Che rapporto c’è tra il mito riplasmato dal poeta e la storia di Giuni Russo, al secolo Giuseppa Romeo, al di là del primato assoluto della vocalità? Probabilmente un vissuto di insufficiente attenzione patito nell’infanzia da parte di mamma Rosa, all’atto della sua nascita prossima ai quarant’anni, gravata dalle incombenze domestiche in una dimora sempre affollata di gente.
Tanto che della piccola si era occupata la sorellina Anna, morta però per meningite fulminante quando lei aveva quattordici mesi. Da quel momento il ruolo di sorvegliante era toccato alla sorella adolescente, che le cuciva i vestiti e non esitava a pungerle la lingua con lo spillo se parlava in modo scorretto. Una mancanza di adeguata considerazione che si è ripetuta, guarda caso, durante la carriera.

Penultima di dieci figli, Giuni conserva della genitrice soprattutto la memoria della dote canora, quella bella voce spontanea di soprano con cui accompagnava la giornata facendo risuonare la casa di musica, soprattutto arie napoletane, o si esibiva su richiesta altrui.
Non sorprende allora che abbia recuperato nel percorso artistico il miglior repertorio partenopeo, perché in qualche modo aveva sin dal principio fatto eco alla mamma cantante improvvisata, che cercava nei motivi sentimentali e patetici attimi di libertà dall’angustia quotidiana.

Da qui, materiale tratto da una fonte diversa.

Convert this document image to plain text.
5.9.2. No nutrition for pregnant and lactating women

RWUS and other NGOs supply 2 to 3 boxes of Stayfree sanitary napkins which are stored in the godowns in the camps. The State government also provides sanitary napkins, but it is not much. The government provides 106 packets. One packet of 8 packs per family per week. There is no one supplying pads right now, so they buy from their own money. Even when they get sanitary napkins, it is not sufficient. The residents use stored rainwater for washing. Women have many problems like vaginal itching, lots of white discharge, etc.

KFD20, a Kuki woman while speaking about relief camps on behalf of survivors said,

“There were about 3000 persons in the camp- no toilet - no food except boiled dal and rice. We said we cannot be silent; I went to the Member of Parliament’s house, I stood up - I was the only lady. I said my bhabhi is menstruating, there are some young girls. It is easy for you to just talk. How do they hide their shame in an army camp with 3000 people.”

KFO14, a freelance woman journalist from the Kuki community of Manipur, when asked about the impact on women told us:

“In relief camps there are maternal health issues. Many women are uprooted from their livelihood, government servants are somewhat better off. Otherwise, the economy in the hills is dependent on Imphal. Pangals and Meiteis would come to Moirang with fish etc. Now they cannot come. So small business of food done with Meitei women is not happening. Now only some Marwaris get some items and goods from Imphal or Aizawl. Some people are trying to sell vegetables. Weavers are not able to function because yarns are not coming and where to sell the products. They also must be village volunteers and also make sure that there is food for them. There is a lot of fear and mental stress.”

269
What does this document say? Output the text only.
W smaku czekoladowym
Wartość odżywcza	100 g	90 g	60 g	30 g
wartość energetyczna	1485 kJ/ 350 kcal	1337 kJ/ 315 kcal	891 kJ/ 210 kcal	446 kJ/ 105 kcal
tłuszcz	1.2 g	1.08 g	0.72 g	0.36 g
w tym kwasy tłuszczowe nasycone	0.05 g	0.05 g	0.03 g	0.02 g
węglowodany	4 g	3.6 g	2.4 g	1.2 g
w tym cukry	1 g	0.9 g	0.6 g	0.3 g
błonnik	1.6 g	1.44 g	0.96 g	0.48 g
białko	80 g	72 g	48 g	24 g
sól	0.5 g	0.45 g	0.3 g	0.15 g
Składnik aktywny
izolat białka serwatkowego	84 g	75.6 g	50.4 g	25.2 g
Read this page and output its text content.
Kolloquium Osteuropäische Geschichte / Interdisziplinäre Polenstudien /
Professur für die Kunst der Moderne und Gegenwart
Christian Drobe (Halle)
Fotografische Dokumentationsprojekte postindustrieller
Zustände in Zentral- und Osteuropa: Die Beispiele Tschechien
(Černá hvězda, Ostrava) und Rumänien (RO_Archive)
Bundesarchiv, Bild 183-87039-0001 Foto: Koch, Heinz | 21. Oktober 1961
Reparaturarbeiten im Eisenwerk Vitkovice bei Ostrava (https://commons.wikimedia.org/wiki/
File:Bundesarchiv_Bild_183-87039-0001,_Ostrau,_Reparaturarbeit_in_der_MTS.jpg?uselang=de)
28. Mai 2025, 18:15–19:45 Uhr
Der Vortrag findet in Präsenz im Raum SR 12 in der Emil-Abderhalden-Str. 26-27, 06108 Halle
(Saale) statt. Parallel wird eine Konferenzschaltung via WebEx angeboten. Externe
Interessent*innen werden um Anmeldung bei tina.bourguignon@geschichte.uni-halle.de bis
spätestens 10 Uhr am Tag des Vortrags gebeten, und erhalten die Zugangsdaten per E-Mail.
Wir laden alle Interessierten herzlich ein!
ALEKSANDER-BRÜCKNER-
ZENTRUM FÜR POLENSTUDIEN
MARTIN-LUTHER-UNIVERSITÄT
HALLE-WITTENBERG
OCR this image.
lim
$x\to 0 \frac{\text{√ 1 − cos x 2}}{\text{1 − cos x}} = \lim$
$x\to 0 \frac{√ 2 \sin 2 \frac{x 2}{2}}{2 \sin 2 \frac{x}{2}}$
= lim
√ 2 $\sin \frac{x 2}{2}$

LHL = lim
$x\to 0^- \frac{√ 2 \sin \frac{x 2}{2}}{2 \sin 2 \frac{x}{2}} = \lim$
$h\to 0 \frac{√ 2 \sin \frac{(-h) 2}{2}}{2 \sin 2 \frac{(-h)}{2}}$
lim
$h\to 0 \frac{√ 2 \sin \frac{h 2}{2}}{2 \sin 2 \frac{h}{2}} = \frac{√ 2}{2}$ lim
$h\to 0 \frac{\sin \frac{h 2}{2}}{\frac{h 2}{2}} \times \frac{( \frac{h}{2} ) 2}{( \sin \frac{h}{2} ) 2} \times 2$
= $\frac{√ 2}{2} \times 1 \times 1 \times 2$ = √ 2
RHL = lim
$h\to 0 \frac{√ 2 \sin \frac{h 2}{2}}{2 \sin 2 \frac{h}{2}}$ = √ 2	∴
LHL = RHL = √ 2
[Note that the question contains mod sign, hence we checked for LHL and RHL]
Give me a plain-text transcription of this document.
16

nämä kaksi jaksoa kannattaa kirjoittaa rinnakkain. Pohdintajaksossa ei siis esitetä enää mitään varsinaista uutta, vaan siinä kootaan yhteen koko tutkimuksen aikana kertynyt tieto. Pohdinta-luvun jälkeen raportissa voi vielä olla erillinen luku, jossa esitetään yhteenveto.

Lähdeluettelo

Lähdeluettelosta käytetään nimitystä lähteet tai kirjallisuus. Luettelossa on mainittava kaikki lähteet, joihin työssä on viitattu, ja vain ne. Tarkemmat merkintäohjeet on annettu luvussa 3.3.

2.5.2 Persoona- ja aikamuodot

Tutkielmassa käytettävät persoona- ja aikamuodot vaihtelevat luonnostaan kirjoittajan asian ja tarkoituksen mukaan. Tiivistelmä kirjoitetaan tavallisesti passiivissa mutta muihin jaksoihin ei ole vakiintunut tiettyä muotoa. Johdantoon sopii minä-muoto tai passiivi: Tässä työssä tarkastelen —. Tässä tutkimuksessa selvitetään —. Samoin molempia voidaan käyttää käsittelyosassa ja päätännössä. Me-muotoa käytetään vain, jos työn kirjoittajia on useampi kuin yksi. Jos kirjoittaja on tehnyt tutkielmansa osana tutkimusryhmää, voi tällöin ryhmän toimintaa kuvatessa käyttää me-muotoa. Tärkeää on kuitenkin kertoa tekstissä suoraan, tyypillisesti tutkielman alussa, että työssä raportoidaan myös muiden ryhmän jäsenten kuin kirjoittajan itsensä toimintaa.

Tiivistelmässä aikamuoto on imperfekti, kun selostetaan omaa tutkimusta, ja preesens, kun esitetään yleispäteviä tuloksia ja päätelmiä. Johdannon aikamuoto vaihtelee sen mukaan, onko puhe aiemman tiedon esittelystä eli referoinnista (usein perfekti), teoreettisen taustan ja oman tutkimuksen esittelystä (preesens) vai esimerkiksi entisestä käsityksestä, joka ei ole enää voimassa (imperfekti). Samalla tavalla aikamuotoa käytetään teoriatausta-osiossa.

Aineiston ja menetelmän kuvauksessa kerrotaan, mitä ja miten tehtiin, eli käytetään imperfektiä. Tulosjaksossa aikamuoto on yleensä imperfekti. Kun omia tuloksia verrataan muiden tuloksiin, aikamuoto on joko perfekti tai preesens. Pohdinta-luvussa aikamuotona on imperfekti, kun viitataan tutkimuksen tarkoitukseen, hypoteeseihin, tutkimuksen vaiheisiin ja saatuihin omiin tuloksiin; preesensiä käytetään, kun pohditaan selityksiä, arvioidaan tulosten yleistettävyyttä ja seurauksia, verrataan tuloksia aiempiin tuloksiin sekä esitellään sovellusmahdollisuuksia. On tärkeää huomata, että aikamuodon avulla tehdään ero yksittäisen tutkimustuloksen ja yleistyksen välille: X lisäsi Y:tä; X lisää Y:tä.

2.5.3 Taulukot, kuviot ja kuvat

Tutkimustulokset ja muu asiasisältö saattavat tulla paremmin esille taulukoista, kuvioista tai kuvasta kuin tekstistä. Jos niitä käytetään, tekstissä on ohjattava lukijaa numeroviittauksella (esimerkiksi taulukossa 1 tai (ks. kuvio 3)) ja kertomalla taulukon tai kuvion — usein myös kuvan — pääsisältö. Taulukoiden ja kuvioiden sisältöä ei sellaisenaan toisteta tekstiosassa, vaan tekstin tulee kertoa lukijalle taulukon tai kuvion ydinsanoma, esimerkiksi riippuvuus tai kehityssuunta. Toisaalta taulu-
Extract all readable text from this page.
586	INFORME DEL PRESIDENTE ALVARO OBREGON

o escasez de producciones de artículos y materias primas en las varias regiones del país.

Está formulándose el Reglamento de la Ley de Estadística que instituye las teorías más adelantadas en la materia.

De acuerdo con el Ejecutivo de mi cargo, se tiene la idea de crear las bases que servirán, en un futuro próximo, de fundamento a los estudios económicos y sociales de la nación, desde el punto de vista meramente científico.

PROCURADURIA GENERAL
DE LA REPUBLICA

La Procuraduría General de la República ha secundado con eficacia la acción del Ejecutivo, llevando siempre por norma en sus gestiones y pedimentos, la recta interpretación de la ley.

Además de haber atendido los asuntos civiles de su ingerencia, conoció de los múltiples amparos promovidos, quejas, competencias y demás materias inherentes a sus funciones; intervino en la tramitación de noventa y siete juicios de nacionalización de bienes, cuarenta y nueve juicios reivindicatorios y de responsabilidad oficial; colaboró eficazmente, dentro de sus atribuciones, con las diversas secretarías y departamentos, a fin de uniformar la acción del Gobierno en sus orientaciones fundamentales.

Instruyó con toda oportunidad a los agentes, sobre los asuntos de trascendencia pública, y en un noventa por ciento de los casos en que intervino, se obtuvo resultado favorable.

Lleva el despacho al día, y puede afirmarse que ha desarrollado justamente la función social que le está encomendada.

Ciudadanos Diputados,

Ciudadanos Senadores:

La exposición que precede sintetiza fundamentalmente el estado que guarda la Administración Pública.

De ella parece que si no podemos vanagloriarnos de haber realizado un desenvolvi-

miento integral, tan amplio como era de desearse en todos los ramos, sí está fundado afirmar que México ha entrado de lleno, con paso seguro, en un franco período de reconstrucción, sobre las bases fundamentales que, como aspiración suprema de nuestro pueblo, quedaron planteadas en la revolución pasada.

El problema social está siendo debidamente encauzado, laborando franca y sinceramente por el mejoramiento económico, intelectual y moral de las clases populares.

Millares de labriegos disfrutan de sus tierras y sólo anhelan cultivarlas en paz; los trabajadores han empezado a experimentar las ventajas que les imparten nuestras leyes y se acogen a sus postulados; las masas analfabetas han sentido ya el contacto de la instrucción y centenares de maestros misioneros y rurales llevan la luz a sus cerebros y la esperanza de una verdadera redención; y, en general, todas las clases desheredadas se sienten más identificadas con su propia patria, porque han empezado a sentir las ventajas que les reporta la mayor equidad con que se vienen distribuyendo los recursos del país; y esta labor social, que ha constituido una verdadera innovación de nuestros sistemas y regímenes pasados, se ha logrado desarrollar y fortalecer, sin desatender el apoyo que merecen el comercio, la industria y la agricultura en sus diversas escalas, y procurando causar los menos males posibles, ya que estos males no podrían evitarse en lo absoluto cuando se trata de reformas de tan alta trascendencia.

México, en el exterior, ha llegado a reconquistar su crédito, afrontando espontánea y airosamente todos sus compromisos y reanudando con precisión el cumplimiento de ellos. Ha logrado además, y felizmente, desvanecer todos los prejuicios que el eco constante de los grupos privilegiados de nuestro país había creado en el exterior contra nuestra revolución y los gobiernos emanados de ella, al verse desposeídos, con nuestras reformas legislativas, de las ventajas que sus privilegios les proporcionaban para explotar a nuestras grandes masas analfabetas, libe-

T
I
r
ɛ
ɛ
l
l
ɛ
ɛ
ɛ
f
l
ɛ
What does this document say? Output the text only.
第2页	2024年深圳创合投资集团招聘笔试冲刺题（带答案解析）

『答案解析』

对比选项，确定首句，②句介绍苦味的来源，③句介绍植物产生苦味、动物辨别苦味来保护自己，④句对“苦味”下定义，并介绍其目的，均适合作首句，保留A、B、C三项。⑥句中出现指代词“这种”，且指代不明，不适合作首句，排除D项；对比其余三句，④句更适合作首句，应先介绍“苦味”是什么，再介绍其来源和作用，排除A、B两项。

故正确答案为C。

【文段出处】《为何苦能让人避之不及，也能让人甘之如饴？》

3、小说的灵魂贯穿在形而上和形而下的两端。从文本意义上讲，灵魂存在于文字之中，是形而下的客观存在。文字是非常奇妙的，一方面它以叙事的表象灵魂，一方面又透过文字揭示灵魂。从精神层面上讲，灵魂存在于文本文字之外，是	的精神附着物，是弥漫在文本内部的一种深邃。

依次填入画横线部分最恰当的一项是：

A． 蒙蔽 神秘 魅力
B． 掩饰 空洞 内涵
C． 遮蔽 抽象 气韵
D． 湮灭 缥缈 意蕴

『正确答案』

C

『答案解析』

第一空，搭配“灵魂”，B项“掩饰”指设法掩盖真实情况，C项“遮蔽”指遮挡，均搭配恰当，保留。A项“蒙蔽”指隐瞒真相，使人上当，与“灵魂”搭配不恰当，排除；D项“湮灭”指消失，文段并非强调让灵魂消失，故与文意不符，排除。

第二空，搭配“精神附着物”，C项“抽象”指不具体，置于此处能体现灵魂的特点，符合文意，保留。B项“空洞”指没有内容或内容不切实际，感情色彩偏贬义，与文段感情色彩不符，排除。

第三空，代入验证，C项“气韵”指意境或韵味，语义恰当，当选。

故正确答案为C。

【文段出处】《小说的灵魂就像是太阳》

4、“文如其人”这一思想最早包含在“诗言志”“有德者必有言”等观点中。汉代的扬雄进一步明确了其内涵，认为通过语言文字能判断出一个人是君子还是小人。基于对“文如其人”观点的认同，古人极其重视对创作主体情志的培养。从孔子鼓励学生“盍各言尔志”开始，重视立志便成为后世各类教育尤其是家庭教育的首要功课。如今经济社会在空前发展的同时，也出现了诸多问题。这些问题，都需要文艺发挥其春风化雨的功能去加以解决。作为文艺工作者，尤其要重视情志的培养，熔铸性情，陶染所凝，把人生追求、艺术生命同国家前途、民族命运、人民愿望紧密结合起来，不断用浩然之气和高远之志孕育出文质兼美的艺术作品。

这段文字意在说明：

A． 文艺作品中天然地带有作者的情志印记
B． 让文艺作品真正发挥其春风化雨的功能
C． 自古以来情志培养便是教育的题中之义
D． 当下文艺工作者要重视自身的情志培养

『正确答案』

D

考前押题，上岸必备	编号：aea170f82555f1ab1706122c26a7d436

E a sua volta ha trasformato una sofferenza taciuta e incompresa in nostalgia sonora dell’amore, ritrovando così la madre “lontana e perduta” al pari della patria per gli emigranti.

La vaghezza di sguardo e di pensiero in famiglia risalta nell’incertezza sulla data di nascita, che infastidiva Giuni in quanto indice di “stonatura” tipicamente siciliana, collocando una nota stonata nel suo venire al mondo: per l’anagrafe di Palermo era il 7 settembre 1951, per i genitori il 10, sul certificato di battesimo il 6 (una scoperta fatta quattro decenni dopo).

La sua parabola di cometa è illustrata nella biografia ufficiale del 2009 curata da Bianca Pitzorno, intima amica, un sentito omaggio che sollecita la curiosità di indagarne la psicologia. Del resto restituire il palpito di una vita è quasi impossibile e per tracciare un profilo di personalità serve sufficiente distanza, di spazio e di tempo.
La cronologia delle tappe artistiche segue per forza di cose un andamento lineare in superficie, tra luoghi e protagonisti dell’epoca, gli spostamenti al Centro e al Nord partendo da un Sud modesto e indolente.

Appaiono invece più sfumati i paesaggi interiori, accennati gli slanci verso ascese immateriali, tutt’altro che mondane. Perché certo non era mai stata tentata davvero dalla notorietà, piuttosto anelava a svolgere con serietà e passione un compito sociale mediante il talento vocale, una missione ideale per via sensibile, come ogni autentico artista. D’altronde la scelta della scrittura musicale ha reso secondaria o superflua quella diaristica, il personaggio è diventato un habitus per veicolare messaggi traslati sulla scena.

Per fortuna, oltre alle sue interpretazioni canore, abbiamo abbastanza per farci un’idea della sua anima, a cominciare da due biglietti scritti a mano inviati alle suore carmelitane di Milano, punto di riferimento costante dalla metà degli anni Novanta. Parole che aprono una breccia nel muro della cronaca e confermano che le grandi verità vengono rivelate ai semplici, non a chi si ammanta di dottrina o superiorità intellettuale.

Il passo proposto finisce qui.